Talk Two: Beginnings
How can
Christians respond to the rise of antisemitism that we are witnessing at the
present time? How can we avoid being
complicit in it as, to our shame, we were during the dark days of the third
Reich? How are we to avoid a repeat of
the Shoah, the Holocaust in which six million Jews were murdered in
concentration camps such as Auschwitz, while many endured unbearable pain and
suffering?
Others are
more competent than I am to describe the causes and events that led to the
Holocaust. The Yad Vashem website has
many helpful resources for any who wish to know more. Hopefully though, as a Christian leader, I am
in a position to talk about the history of Christianity, and at least to
express an opinion on how we should react to antisemitism today. In what follows, then, I speak unashamedly as
a Christian. I am not a Jew, and I
realize that my Jewish friends will not agree with some of what I have to
say.
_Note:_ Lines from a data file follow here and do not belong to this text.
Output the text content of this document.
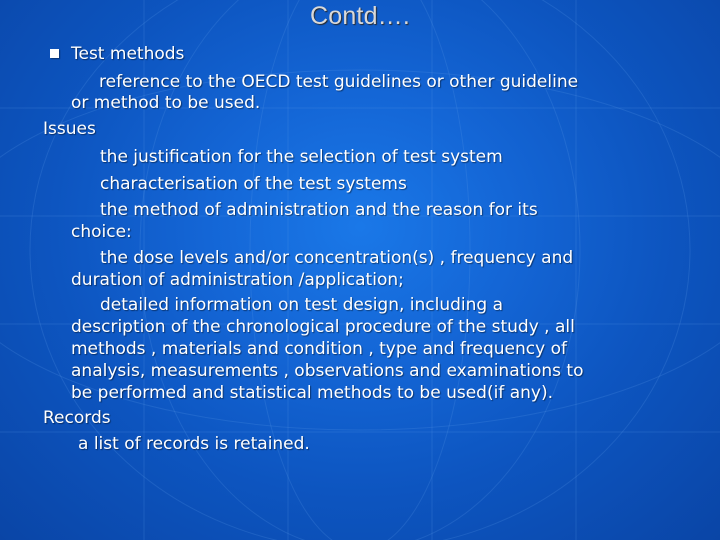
Contd….
Test methods
reference to the OECD test guidelines or other guideline
or method to be used.
Issues
the justification for the selection of test system
characterisation of the test systems
the method of administration and the reason for its
choice:
the dose levels and/or concentration(s) , frequency and
duration of administration /application;
detailed information on test design, including a
description of the chronological procedure of the study , all
methods , materials and condition , type and frequency of
analysis, measurements , observations and examinations to
be performed and statistical methods to be used(if any).
Records
a list of records is retained.
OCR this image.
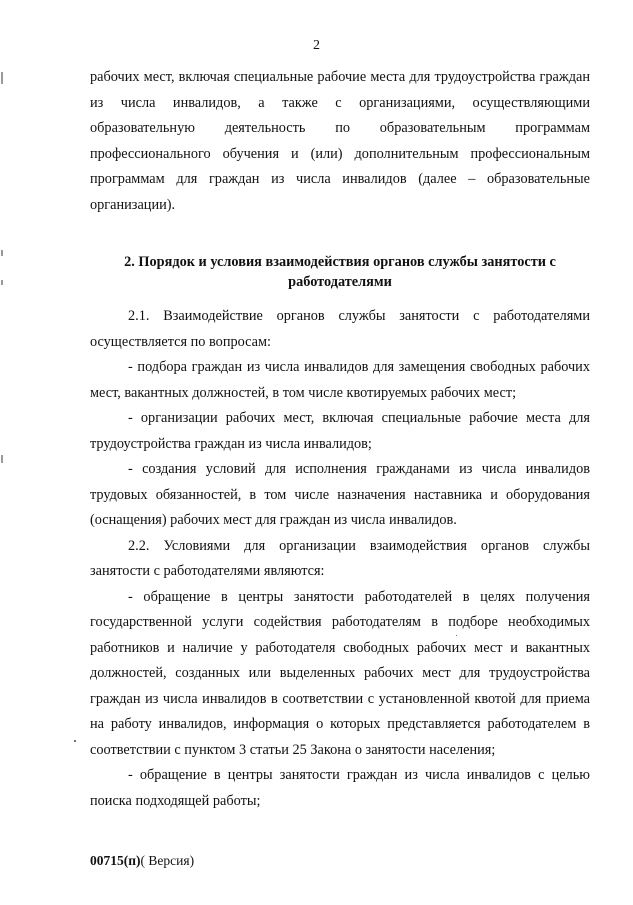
2

рабочих мест, включая специальные рабочие места для трудоустройства граждан из числа инвалидов, а также с организациями, осуществляющими образовательную деятельность по образовательным программам профессионального обучения и (или) дополнительным профессиональным программам для граждан из числа инвалидов (далее – образовательные организации).

2. Порядок и условия взаимодействия органов службы занятости с работодателями

2.1. Взаимодействие органов службы занятости с работодателями осуществляется по вопросам:

- подбора граждан из числа инвалидов для замещения свободных рабочих мест, вакантных должностей, в том числе квотируемых рабочих мест;

- организации рабочих мест, включая специальные рабочие места для трудоустройства граждан из числа инвалидов;

- создания условий для исполнения гражданами из числа инвалидов трудовых обязанностей, в том числе назначения наставника и оборудования (оснащения) рабочих мест для граждан из числа инвалидов.

2.2. Условиями для организации взаимодействия органов службы занятости с работодателями являются:

- обращение в центры занятости работодателей в целях получения государственной услуги содействия работодателям в подборе необходимых работников и наличие у работодателя свободных рабочих мест и вакантных должностей, созданных или выделенных рабочих мест для трудоустройства граждан из числа инвалидов в соответствии с установленной квотой для приема на работу инвалидов, информация о которых представляется работодателем в соответствии с пунктом 3 статьи 25 Закона о занятости населения;

- обращение в центры занятости граждан из числа инвалидов с целью поиска подходящей работы;

00715(п)( Версия)
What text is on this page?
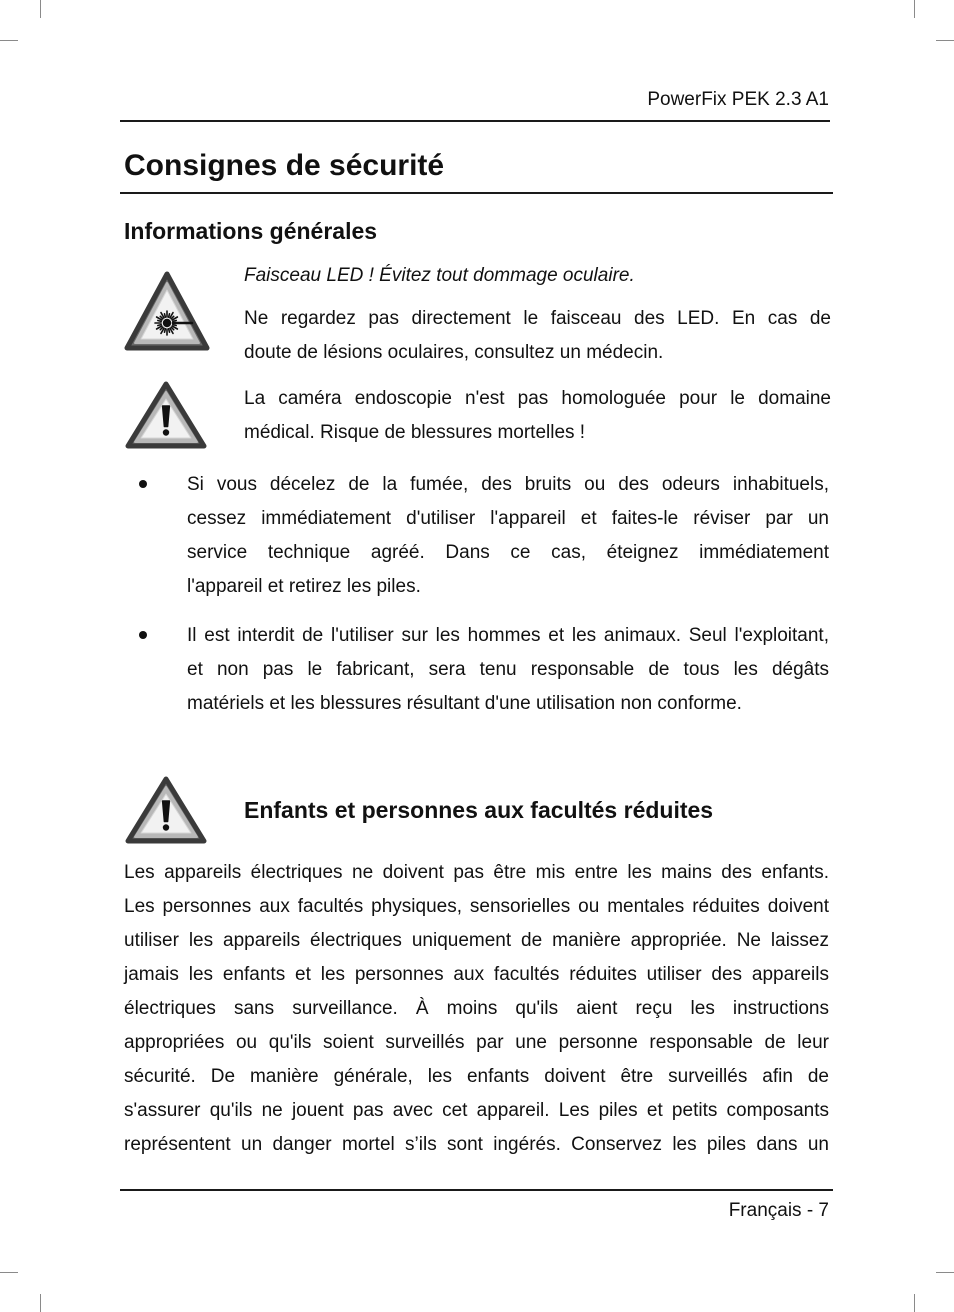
PowerFix PEK 2.3 A1
Consignes de sécurité
Informations générales
Faisceau LED ! Évitez tout dommage oculaire.
Ne regardez pas directement le faisceau des LED. En cas de
doute de lésions oculaires, consultez un médecin.
La caméra endoscopie n'est pas homologuée pour le domaine
médical. Risque de blessures mortelles !
Si vous décelez de la fumée, des bruits ou des odeurs inhabituels,
cessez immédiatement d'utiliser l'appareil et faites-le réviser par un
service technique agréé. Dans ce cas, éteignez immédiatement
l'appareil et retirez les piles.
Il est interdit de l'utiliser sur les hommes et les animaux. Seul l'exploitant,
et non pas le fabricant, sera tenu responsable de tous les dégâts
matériels et les blessures résultant d'une utilisation non conforme.
Enfants et personnes aux facultés réduites
Les appareils électriques ne doivent pas être mis entre les mains des enfants.
Les personnes aux facultés physiques, sensorielles ou mentales réduites doivent
utiliser les appareils électriques uniquement de manière appropriée. Ne laissez
jamais les enfants et les personnes aux facultés réduites utiliser des appareils
électriques sans surveillance. À moins qu'ils aient reçu les instructions
appropriées ou qu'ils soient surveillés par une personne responsable de leur
sécurité. De manière générale, les enfants doivent être surveillés afin de
s'assurer qu'ils ne jouent pas avec cet appareil. Les piles et petits composants
représentent un danger mortel s’ils sont ingérés. Conservez les piles dans un
Français - 7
What I hope is that they will be
able to see that in speaking about my faith, I am not speaking against
theirs. And, from the outset, I wish to
distance myself as far as possible from the attitudes towards Judaism that have
characterized many Christians in the past.
Ask most
Christians to give a potted history of Christianity and they will, as likely as
not, begin with Jesus’ baptism and his ministry in Galilee. This is not unreasonable. It is how St Mark, the first to write an
account of Jesus’ life, begins his Gospel.
Others will perhaps go back to the appearance of the Angel Gabriel to
the Blessed Virgin Mary and to the announcement to her that she is to give
birth. Again, it is not an unreasonable
place to begin. However, it is the
Blessed Virgin Mary herself who gives us a clue as to where we should
begin. In giving thanks to God for what
has happened to her, she says:
‘He has helped his servant Israel,
in remembrance of his mercy,
according to the promise he made to our ancestors,
to Abraham and to his
descendants forever.’
These words
are part of what has become known as the Magnificat, a hymn which is said or
sung in Church services all over the world as part of Christian daily
worship. We listen to many famous
musical settings of it by the great composers here on Radio 4. Of course, Christianity centres on
Christ. The clue is in the name. But it doesn’t begin with Christ, at least
not in the sense that this is normally understood. Its specific earthly history at least begins
with God’s promise to Abraham and with his dealings with Israel.
This,
indeed, is how St Matthew explains it in his Gospel. St Matthew’s opening words are: ‘An
account of the genealogy of Jesus the Messiah, the son of David, the son of
Abraham.’ He identifies Jesus using a
Jewish title that comes from the great King of Israel, David, and traces Jesus’
ancestry back to the father of the Jewish people, Abraham.
Once Summer is over, we will start to look forward
to Christmas. Christians believe that in
the history of the Jewish people as recounted in the Hebrew Scriptures, there
is a looking forward to the coming of Christ.
This is why readings from the Hebrew Scriptures feature so prominently
both in the New Testament accounts of Jesus’ birth and in the services that
will take place in a few months’ time.
[Music:
Gideon Klein, Divertimento: Tempo di marcia]
The Christian name for the Hebrew Scriptures, the Tanakh,
is the Old Testament. Most Bibles are
divided using this title. Fair
enough. Christians believe that God did
something new when Christ came. But old
can also be understood in the sense of being no longer relevant, out of date,
or even wrong. That is not how the first
Christians thought of these writings.
These were their Scriptures, they were all Jews themselves after
all. They believed that what God was
doing in their midst, through the person in whom they believed, could only be
understood by studying and learning from these Scriptures.
Christians can only hope to understand their
history by going back to where it all began in what we may call the Old
Testament, but which remains strangely new and relevant to us today.